Use numpy arrays for scores returned by RandomForestClassifier

onnx / sklearn-onnx

Convert scikit-learn models and pipelines to ONNX

Apache License 2.0

554 stars 104 forks source link

Use numpy arrays for scores returned by RandomForestClassifier #202

Closed maxnoe closed 5 years ago

maxnoe commented 5 years ago

Why are the scores returned by output_probability a list of dictioniaries? That is different from the sklearn api and much less efiicient for larger datasets.

prabhat00155 commented 5 years ago

This output schema was decided while designing onnxruntime that was shipped with WINML(https://docs.microsoft.com/en-us/windows/ai/windows-ml/index). One reason for it being this way is that Coreml output is zipmap-like schema, and one of the main goals at that time was to be fully compatible with Coreml. e.g. skl.model -> coreml.model ->onnxml == skl.model->onnxml. At this moment, this behaviour would be difficult to change as it would violate Windows backward compatibility, and the huge test case suite that would need to be updated.

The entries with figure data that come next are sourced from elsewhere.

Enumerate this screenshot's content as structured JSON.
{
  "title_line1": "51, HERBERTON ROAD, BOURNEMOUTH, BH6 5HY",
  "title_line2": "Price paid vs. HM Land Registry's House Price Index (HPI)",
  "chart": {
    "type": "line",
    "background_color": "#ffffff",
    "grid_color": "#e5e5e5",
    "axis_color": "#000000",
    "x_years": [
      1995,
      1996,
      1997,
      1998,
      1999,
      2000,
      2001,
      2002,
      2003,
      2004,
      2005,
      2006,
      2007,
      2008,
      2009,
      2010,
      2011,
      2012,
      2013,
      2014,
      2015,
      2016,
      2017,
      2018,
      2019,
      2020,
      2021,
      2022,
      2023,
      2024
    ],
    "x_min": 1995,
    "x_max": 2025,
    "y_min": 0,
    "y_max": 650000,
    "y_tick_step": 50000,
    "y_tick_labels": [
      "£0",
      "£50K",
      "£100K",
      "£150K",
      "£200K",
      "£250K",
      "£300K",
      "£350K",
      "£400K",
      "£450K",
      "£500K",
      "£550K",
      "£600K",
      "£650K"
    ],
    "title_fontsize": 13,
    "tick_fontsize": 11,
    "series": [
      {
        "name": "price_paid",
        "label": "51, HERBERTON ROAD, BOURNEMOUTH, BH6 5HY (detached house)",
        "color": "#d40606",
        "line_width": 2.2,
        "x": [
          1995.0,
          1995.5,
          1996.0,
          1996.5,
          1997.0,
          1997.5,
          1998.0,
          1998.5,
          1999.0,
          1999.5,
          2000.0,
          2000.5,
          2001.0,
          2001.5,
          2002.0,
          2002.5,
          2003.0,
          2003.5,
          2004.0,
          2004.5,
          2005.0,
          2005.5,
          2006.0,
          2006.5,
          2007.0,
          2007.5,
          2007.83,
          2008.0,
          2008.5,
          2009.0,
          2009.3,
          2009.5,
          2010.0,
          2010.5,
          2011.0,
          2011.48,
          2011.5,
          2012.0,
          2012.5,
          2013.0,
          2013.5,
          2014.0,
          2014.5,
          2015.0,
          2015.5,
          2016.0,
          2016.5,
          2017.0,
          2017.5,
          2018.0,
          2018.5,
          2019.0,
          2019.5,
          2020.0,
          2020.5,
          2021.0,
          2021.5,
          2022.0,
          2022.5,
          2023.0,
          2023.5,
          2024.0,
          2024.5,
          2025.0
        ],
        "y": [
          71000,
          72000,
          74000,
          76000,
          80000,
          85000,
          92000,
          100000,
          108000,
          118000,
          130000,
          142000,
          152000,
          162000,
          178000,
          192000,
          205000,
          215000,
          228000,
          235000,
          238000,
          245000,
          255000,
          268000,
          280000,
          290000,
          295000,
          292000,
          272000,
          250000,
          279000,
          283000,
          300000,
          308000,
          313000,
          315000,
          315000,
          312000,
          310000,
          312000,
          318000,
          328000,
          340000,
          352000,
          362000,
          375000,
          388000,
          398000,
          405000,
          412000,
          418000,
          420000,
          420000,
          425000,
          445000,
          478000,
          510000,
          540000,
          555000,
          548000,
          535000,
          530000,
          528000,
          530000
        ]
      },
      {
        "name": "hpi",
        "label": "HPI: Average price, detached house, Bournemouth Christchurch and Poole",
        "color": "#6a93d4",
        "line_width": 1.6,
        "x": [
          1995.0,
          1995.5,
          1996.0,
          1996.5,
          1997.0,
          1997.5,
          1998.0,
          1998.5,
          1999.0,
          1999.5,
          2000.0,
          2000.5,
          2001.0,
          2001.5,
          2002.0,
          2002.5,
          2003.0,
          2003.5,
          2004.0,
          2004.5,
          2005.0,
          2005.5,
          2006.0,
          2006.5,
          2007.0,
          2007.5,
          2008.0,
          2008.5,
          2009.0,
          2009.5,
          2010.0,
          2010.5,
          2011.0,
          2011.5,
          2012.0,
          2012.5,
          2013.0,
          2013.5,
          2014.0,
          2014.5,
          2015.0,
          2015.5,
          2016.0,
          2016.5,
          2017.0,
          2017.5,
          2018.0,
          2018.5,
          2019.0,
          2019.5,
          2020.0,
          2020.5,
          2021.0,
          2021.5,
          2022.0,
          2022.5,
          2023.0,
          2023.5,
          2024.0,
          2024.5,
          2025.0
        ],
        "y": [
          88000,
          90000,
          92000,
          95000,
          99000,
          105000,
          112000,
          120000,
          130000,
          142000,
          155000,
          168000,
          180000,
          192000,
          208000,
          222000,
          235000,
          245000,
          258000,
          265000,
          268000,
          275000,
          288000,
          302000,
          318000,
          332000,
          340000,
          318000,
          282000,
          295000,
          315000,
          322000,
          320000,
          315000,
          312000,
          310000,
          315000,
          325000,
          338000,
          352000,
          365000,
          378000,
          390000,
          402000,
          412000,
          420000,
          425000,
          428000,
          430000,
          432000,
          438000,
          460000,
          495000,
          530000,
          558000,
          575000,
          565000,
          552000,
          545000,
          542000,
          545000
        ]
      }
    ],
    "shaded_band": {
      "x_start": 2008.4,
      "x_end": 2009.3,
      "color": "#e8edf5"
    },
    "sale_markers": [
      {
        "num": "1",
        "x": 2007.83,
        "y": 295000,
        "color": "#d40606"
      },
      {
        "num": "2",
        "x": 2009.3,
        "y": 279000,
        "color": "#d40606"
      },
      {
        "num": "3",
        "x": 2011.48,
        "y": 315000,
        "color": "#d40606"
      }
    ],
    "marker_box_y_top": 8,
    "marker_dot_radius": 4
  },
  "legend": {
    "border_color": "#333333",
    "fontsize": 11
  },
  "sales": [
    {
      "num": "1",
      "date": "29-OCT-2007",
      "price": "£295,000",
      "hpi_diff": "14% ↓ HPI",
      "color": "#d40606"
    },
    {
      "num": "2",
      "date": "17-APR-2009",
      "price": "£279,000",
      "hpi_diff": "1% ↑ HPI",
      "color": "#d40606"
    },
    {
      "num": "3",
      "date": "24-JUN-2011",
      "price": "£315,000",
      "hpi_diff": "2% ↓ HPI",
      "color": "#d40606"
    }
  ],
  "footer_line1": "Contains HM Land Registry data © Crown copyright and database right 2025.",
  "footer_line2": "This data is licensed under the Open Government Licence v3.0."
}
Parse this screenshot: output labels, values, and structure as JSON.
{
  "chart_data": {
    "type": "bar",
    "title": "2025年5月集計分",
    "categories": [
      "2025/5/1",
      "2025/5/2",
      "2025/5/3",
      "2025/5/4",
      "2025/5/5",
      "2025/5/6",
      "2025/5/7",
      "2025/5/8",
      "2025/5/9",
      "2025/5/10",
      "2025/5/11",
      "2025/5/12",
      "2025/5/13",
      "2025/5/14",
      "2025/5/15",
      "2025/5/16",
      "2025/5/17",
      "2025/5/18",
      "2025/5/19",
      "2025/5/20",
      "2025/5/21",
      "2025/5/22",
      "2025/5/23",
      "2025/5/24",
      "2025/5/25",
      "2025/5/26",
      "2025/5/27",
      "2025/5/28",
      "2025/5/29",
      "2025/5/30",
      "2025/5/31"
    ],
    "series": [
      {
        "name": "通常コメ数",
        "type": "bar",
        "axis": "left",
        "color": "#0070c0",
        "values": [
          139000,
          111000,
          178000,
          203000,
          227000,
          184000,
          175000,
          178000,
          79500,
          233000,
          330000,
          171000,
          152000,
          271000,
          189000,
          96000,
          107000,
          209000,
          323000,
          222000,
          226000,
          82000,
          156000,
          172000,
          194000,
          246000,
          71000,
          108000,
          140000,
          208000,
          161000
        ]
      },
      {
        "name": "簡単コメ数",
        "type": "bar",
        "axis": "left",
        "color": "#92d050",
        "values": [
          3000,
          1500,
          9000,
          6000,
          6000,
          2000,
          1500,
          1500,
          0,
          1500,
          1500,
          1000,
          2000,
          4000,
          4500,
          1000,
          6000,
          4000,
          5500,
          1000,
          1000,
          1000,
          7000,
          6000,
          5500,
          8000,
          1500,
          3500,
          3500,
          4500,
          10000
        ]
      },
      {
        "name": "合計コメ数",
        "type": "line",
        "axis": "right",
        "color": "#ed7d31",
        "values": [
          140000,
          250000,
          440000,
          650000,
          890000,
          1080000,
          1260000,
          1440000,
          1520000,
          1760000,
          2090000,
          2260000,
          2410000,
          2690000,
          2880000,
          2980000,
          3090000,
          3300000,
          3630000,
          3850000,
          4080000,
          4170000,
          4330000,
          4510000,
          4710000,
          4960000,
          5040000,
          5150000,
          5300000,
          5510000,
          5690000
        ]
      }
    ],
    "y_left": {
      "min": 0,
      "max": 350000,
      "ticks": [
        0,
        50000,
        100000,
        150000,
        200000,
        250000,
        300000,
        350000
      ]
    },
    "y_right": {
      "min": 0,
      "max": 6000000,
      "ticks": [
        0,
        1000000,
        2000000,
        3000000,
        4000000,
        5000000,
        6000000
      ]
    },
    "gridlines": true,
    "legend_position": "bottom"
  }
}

maxnoe commented 5 years ago

How much effort would it be to make this optional? So keep the current behaviour by default, but support the other one?

prabhat00155 commented 5 years ago

Let me check on this and get back, I think there is a way for you to remove the final zipmap node if you want scores similar to scikit.

maxnoe commented 5 years ago

Thanks!

prabhat00155 commented 5 years ago

You may use select_model_inputs_outputs(). Pass the model as parameter along with the list of outputs you want, and it would modify your onnx model. Here is an example:

from onnxmltools import load_model, save_model from skl2onnx.helpers.onnx_helper import select_model_inputs_outputs

model = load_model('model.onnx') save_model(select_model_inputs_outputs(model, ['output_label', 'probabilities']), 'model2.onnx')

maxnoe commented 5 years ago

Awesome, thank you!